At a town hall discussion hosted by MSNBC last night (Feb. 17), Republican presidential candidate Donald Trump made a surprising remark. When asked to articulate his position on the Israeli-Palestinian conflict, the real estate mogul (whose daughter and son-in-law are both Jewish) said he would seek neutral ground.
“Let me be sort of a neutral guy,” he explained. “You understand a lot of people have gone down in flames trying to make that deal. So I don’t want to say whose fault it is—I don’t think that helps.”
Unstinting support for Israel has been Republican doctrine for generations—but this isn’t the first instance of Trump parting ways with the Republican party line. The real estate mogul recently traveled to Florida only to wave a red flag in front of the state’s powerful Cuban community by suggesting that preferential treatment for Cuban refugees should end.
“I don’t think that’s fair,” Trump told The Tampa Bay Times. “You have people that have been in the system for years [waiting to immigrate to America], and it’s very unfair when people who just walk across the border, and you have other people that do it legally.”
At the Feb. 13 debate he addressed the September 11 attacks and war in Iraq in a similarly contrarian vein.
“Obviously, the war in Iraq was a big, fat mistake,” he said. “The war in Iraq, we spent $2 trillion, thousands of lives… George Bush made a mistake.” On top of that, he claimed the Bush administration knowingly lied about the presence of weapons of mass destruction in the country: “They lied. They said there were weapons of mass destruction, and there were none. And they knew there were none.”
“The World Trade Center came down during your brother’s reign. Remember that,” he told Jeb Bush during the same Feb. 13 debate.

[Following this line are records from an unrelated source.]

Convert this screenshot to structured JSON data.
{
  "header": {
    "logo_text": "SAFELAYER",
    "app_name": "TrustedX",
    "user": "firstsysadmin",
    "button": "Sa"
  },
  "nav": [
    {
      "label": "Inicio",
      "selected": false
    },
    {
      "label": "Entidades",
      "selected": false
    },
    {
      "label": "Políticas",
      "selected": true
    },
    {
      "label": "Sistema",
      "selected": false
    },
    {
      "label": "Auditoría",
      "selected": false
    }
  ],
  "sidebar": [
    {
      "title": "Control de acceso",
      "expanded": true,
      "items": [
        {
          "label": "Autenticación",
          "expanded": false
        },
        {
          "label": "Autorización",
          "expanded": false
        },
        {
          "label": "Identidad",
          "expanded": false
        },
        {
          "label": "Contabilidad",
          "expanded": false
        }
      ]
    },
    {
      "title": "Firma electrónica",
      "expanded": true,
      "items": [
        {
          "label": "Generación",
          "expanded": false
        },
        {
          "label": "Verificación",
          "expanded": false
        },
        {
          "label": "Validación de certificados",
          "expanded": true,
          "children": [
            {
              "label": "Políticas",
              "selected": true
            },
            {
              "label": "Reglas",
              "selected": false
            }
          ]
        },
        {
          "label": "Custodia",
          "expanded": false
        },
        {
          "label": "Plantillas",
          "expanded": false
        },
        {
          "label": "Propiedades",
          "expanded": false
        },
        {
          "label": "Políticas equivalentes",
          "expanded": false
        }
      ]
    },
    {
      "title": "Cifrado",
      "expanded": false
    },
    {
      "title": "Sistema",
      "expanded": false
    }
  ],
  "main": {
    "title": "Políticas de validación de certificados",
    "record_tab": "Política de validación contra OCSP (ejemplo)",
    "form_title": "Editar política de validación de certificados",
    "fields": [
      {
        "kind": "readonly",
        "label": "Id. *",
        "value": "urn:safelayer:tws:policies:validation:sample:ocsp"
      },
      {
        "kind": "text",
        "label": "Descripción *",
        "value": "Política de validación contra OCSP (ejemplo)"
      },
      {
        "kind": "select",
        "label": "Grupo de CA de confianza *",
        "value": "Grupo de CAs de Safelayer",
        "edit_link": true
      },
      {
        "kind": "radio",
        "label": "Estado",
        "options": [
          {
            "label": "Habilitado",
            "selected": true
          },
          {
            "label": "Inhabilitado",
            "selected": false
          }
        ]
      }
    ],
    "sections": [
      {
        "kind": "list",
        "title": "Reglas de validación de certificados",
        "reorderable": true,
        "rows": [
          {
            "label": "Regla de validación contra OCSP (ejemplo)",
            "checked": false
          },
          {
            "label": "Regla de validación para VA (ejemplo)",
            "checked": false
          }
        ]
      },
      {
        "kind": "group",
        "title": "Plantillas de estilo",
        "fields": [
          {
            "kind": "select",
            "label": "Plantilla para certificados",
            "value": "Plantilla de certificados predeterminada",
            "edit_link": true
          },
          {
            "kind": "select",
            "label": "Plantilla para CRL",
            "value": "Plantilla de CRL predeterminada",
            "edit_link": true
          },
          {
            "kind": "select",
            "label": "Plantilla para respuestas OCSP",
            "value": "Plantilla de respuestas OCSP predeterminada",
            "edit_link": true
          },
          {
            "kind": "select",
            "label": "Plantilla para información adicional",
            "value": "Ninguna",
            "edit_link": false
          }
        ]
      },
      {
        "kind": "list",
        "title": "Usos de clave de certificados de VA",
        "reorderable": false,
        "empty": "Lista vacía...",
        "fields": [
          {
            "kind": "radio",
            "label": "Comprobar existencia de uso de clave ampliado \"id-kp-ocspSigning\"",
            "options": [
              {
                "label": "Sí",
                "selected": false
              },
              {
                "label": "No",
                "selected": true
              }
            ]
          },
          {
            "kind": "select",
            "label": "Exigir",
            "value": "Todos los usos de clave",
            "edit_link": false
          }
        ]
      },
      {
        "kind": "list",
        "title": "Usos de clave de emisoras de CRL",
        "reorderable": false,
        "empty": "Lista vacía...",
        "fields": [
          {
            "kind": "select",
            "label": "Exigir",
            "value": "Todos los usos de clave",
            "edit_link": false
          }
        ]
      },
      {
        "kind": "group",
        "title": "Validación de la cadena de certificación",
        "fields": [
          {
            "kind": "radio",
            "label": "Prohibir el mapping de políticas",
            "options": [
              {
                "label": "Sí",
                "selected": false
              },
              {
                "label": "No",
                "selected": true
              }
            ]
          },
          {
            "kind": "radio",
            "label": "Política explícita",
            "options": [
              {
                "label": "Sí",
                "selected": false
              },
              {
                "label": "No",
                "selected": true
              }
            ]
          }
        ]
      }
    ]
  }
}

Though Trump was audibly booed by audience members in response to each remark delivered, touching the political third rail hasn’t seemed to hurt him. He currently enjoys a substantial lead over Republican opponents, according to the most recent CBS News poll—35% to second-place Ted Cruz’s 18%—and it may be that challenging Republican orthodoxies has become yet another facet of the Trump brand.